Frequent Asked Questions (FAQ)¶
How can I rename the columns in a batch?
Every Step
has both input_mappings
and output_mappings
attributes that can be used to rename the columns in each batch.
But input_mappings
will only map, meaning that if you have a batch with the column A
and you want to rename it to B
, you should use input_mappings={"A": "B"}
, but that will only be applied to that specific Step
meaning that the next step in the pipeline will still have the column A
instead of B
.
While output_mappings
will indeed apply the rename, meaning that if the Step
produces the column A
and you want to rename to B
, you should use output_mappings={"A": "B"}
, and that will be applied to the next Step
in the pipeline.
Will the API Keys be exposed when sharing the pipeline?
No, those will be masked out using pydantic.SecretStr
, meaning that those won't be exposed when sharing the pipeline.
This also means that if you want to re-run your own pipeline and the API keys have not been provided via environment variable but either via an attribute or runtime parameter, you will need to provide them again.
Does it work for Windows?
Yes, but you may need to set the multiprocessing
context in advance to ensure that the spawn
method is used since the default method fork
is not available on Windows.
Will the custom Steps / Tasks / LLMs be serialized too?

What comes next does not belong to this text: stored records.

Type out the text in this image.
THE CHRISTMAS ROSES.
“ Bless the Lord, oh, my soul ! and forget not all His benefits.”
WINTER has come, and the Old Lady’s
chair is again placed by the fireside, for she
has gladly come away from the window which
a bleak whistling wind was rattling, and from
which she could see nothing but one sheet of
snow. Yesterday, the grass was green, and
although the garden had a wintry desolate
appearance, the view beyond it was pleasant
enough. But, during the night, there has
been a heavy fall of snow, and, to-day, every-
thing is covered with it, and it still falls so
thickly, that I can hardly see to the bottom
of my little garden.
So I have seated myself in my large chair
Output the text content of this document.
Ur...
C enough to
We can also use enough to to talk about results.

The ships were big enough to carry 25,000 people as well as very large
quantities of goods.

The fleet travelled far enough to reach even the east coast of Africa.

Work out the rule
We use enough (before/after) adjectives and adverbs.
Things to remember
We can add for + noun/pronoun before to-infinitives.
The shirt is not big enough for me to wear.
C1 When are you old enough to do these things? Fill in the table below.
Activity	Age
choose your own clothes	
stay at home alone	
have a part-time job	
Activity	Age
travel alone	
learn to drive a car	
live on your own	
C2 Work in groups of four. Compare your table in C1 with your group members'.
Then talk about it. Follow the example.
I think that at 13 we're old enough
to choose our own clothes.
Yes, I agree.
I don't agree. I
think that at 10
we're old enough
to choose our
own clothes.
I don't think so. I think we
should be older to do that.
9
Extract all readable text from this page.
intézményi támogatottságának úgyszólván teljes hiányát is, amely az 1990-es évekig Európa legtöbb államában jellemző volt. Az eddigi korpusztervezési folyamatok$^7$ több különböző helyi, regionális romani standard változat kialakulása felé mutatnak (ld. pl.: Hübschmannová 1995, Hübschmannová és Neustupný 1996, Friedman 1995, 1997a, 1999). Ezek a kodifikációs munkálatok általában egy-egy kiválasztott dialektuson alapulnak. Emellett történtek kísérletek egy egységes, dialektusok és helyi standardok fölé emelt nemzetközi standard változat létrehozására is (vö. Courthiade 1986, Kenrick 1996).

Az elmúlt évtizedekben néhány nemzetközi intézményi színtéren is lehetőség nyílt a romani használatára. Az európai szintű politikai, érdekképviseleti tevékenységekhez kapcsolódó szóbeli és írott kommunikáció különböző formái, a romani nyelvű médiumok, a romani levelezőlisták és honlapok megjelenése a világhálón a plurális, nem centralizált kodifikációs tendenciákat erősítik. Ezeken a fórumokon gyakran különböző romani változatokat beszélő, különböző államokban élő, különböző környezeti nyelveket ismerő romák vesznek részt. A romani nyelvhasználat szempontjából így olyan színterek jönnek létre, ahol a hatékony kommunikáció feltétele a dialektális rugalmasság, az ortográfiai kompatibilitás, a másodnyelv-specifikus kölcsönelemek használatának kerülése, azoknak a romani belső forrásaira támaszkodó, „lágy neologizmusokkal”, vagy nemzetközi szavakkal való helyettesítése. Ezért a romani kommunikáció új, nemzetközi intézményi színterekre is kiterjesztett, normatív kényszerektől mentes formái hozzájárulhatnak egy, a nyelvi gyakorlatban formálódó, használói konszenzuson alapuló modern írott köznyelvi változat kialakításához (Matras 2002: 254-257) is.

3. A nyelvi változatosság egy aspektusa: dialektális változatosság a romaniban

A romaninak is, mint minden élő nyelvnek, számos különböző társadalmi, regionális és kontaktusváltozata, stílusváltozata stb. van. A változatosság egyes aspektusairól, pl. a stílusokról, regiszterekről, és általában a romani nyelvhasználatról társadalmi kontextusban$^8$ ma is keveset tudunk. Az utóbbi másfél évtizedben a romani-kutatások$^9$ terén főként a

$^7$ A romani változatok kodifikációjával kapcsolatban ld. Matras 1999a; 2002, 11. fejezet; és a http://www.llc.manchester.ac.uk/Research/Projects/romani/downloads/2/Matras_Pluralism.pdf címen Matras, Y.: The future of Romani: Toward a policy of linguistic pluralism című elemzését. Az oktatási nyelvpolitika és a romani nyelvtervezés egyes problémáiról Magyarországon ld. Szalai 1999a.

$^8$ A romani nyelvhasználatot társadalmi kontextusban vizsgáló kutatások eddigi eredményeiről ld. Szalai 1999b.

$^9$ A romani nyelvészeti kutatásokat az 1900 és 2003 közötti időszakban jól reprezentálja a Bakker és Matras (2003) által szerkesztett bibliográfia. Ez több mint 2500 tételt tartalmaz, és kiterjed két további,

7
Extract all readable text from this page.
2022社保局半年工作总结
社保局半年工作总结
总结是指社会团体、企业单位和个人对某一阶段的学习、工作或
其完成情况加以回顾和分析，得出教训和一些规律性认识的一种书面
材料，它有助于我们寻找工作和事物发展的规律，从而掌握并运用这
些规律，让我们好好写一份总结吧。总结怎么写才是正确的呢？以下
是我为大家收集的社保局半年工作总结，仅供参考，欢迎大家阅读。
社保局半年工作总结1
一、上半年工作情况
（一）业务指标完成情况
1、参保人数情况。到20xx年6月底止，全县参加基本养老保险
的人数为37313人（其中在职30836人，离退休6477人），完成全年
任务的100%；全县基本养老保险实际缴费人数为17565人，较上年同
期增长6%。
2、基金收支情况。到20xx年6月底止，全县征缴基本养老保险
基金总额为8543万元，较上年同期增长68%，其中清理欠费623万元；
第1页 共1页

No, at the moment, only the references to the classes within the distilabel
library will be serialized, meaning that if you define a custom class used within the pipeline, the serialization won't break, but the deserialize will fail since the class won't be available unless used from the same file.
What happens if Pipeline.run
fails? Do I lose all the data?
No, indeed, we're using a cache mechanism to store all the intermediate results in the disk so, if a Step
fails; the pipeline can be re-run from that point without losing the data, only if nothing is changed in the Pipeline
.
All the data will be stored in .cache/distilabel
, but the only data that will persist at the end of the Pipeline.run
execution is the one from the leaf step/s, so bear that in mind.
For more information on the caching mechanism in distilabel
, you can check the Learn - Advanced - Caching section.
Also, note that when running a Step
or a Task
standalone, the cache mechanism won't be used, so if you want to use that, you should use the Pipeline
context manager.
How can I use the same LLM
across several tasks without having to load it several times?
You can serve the LLM using a solution like TGI or vLLM, and then connect to it using an AsyncLLM
client like InferenceEndpointsLLM
or OpenAILLM
. Please refer to Serving LLMs guide for more information.
Can distilabel
be used with OpenAI Batch API?
Yes, distilabel
is integrated with OpenAI Batch API via OpenAILLM. Check LLMs - Offline Batch Generation for a small example on how to use it and Advanced - Offline Batch Generation for a more detailed guide.
Prevent overloads on Free Serverless Endpoints
When running a task using the InferenceEndpointsLLM with Free Serverless Endpoints, you may be facing some errors such as Model is overloaded
if you let the batch size to the default (set at 50). To fix the issue, lower the value or even better set input_batch_size=1
in your task. It may take a longer time to finish, but please remember this is a free service.